Cronaca
Mezzo secolo in vetta, a Capodanno appuntamento con la Santa Messa al Pizzo Formico
Martedì 1 gennaio la tradizionale Santa Messa al Pizzo Formico.
Un corale saluto in quota, nel segno dell’amicizia e delle bellezze del Creato. Si rinnova martedì 1 gennaio 2019 alle 10.30 in vetta al Pizzo Formico (a cavallo fra la Val Gandino e l’Altopiano di Clusone) l’appuntamento della S.Messa in quota dedicato a tutti gli escursionisti.
Ogni anno sono centinaia coloro che raggiungono i 1636 metri del Formico, per assistere alla celebrazione, presieduta negli ultimi anni da don Giuseppe Zambelli, vicario parrocchiale di Clusone. Ad avviare la felice tradizione fu don Martino Campagnoni, che nel 1970, insieme ad alcuni amici, salì per la prima volta. Ha celebrato ogni anno, ininterrottamente, il rito sino al 2015. Quest’anno sarà dunque un anniversario importante: la Cinquantesima edizione del ritrovo.
L’appuntamento è ormai irrinunciabile per appassionati e camminatori. Nelle giornate di cielo terso si può godere di godere dello splendido panorama che dal Formico spazia a 360 gradi su Alpi e Prealpi, con Alben ed Arera a sud, Alta Val Seriana, Altopiano di Clusone, Redorta, Coca e Presolana a nord, sino addirittura all’Adamello. Gli escursionisti possono salire dal Monte Farno a Gandino (accesso carrabile sino alla ex Colonia, parcheggi regolati da Gratta & Sosta acquistabili in paese negli esercizi pubblici) da Clusone-San Lucio (con tracciato più impegnativo), oppure ancora attraverso il tracciato che porta in quota dal Santuario della Ss.Trinità di Casnigo, lungo la “Traversata dei Pizzi”.
L’altare viene allestito ai piedi della grande croce in ferro, posta sul Formico nel 1933, in coincidenza con l’Anno Santo, indetto per ricordare i diciannove secoli dalla morte di Cristo.
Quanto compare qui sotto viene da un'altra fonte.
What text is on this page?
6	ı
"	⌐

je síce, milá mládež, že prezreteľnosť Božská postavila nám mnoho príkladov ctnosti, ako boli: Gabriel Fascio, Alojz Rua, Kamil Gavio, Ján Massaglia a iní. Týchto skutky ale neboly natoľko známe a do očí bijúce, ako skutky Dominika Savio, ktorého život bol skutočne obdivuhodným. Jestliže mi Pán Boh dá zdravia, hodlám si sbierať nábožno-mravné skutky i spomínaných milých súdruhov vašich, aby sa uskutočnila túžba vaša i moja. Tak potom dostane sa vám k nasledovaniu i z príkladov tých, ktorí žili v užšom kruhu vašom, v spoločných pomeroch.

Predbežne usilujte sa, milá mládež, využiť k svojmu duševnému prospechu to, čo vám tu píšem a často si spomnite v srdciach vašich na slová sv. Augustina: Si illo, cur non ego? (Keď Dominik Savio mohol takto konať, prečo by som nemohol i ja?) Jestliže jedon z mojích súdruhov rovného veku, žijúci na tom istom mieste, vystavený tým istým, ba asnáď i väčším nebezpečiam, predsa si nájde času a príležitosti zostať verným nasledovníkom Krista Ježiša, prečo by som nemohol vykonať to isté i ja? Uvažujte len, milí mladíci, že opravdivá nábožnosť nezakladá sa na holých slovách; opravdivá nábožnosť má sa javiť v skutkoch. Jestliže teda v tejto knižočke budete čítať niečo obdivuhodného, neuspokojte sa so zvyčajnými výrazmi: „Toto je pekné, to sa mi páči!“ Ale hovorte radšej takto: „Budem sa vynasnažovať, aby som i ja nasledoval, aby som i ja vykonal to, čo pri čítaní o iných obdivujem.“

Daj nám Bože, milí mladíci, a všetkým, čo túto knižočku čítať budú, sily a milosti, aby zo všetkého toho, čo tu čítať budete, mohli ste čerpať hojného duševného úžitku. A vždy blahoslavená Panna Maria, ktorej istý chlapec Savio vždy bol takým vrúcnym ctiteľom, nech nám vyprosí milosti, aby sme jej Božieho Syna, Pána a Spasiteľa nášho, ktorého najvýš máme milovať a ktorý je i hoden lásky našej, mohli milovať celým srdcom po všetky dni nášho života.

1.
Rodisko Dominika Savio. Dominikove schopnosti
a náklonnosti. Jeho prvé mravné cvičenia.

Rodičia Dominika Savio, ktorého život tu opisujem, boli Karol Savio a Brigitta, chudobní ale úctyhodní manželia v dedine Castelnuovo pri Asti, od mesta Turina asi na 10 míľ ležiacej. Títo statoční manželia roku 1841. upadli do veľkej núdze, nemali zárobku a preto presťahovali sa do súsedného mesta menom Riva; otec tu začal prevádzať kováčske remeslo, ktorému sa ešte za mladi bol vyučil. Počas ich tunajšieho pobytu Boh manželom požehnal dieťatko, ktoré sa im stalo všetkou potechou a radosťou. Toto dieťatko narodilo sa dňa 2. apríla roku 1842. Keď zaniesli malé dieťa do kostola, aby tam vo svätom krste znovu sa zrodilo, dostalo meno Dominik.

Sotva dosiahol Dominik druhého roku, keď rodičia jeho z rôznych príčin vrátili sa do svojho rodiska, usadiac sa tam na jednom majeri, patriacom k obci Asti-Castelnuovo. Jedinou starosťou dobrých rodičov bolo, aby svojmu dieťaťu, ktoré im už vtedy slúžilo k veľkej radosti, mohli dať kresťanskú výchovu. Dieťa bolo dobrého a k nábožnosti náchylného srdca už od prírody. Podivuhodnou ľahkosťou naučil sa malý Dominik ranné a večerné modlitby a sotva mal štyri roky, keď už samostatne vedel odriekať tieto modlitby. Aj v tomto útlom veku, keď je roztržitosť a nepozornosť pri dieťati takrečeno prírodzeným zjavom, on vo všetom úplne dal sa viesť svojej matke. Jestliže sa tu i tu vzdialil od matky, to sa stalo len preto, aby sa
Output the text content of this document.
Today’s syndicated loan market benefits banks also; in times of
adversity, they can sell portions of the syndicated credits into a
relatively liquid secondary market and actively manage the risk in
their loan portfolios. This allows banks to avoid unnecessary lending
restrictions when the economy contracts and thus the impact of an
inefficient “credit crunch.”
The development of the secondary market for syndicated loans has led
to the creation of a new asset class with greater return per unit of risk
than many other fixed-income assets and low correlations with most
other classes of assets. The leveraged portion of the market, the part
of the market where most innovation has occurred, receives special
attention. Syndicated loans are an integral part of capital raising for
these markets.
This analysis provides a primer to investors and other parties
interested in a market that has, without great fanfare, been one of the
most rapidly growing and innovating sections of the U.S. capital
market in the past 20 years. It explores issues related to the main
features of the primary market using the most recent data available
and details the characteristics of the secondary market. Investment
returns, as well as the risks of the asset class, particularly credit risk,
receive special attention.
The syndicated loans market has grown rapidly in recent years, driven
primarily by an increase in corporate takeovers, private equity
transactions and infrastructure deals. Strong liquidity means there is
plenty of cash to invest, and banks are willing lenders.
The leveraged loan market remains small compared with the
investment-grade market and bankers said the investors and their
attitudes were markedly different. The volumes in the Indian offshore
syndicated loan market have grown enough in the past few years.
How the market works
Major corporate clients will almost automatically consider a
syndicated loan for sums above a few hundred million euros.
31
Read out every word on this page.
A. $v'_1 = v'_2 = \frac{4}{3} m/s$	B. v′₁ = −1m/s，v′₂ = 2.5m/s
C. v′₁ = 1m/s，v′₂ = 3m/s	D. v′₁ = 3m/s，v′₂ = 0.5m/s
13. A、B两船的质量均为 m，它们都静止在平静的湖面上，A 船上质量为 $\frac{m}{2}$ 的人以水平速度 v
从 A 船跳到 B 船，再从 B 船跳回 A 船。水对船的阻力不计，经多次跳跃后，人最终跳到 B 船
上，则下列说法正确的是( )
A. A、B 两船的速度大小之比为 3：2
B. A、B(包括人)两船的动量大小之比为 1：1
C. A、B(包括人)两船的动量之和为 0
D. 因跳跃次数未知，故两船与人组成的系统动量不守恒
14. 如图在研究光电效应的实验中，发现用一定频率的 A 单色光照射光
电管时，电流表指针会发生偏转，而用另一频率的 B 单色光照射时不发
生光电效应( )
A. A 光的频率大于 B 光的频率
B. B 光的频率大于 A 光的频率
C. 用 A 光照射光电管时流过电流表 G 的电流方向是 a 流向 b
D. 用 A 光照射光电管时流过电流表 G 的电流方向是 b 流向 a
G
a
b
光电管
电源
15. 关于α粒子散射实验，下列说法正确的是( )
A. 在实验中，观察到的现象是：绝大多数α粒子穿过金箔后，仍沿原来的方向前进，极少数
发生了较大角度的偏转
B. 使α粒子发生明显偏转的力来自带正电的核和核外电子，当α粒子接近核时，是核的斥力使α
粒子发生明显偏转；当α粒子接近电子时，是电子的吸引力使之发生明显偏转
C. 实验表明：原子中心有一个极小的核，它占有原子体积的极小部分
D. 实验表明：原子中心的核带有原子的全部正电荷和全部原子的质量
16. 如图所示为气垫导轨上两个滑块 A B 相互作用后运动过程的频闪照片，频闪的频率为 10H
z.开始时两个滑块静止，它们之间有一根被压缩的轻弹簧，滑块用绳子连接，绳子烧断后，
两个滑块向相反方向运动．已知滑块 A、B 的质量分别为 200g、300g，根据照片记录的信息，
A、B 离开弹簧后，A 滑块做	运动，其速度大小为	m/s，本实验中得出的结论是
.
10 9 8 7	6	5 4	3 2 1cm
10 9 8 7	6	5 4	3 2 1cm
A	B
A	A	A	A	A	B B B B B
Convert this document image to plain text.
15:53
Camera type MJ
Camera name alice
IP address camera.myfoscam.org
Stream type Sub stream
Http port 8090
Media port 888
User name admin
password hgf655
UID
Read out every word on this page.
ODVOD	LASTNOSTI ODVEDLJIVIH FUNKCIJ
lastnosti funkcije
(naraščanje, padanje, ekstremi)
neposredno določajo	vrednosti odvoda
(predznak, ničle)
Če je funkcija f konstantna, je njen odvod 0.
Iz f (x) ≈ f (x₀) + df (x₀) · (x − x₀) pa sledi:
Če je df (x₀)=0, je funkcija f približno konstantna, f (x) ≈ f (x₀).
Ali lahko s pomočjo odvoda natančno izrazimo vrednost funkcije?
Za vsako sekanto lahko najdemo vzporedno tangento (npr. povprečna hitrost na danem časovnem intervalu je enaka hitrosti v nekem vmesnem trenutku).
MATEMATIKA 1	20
Per questo è alta esattamente 19 metri, con la ragguardevole apertura di 9 metri. Fu benedetta nell’agosto 1933 dall’arciprete clusonese mons. Attilio Plebani. Per la realizzazione dell’opera furono coinvolte centinaia di persone ed in particolare gli agricoltori della contrada baradella dei “Cuminì“, che misero a disposizione braccia, cavalli, muli e asini per il trasporto dei materiali: solo per la parte in ferro si aggirava sui 4600 kg. di peso.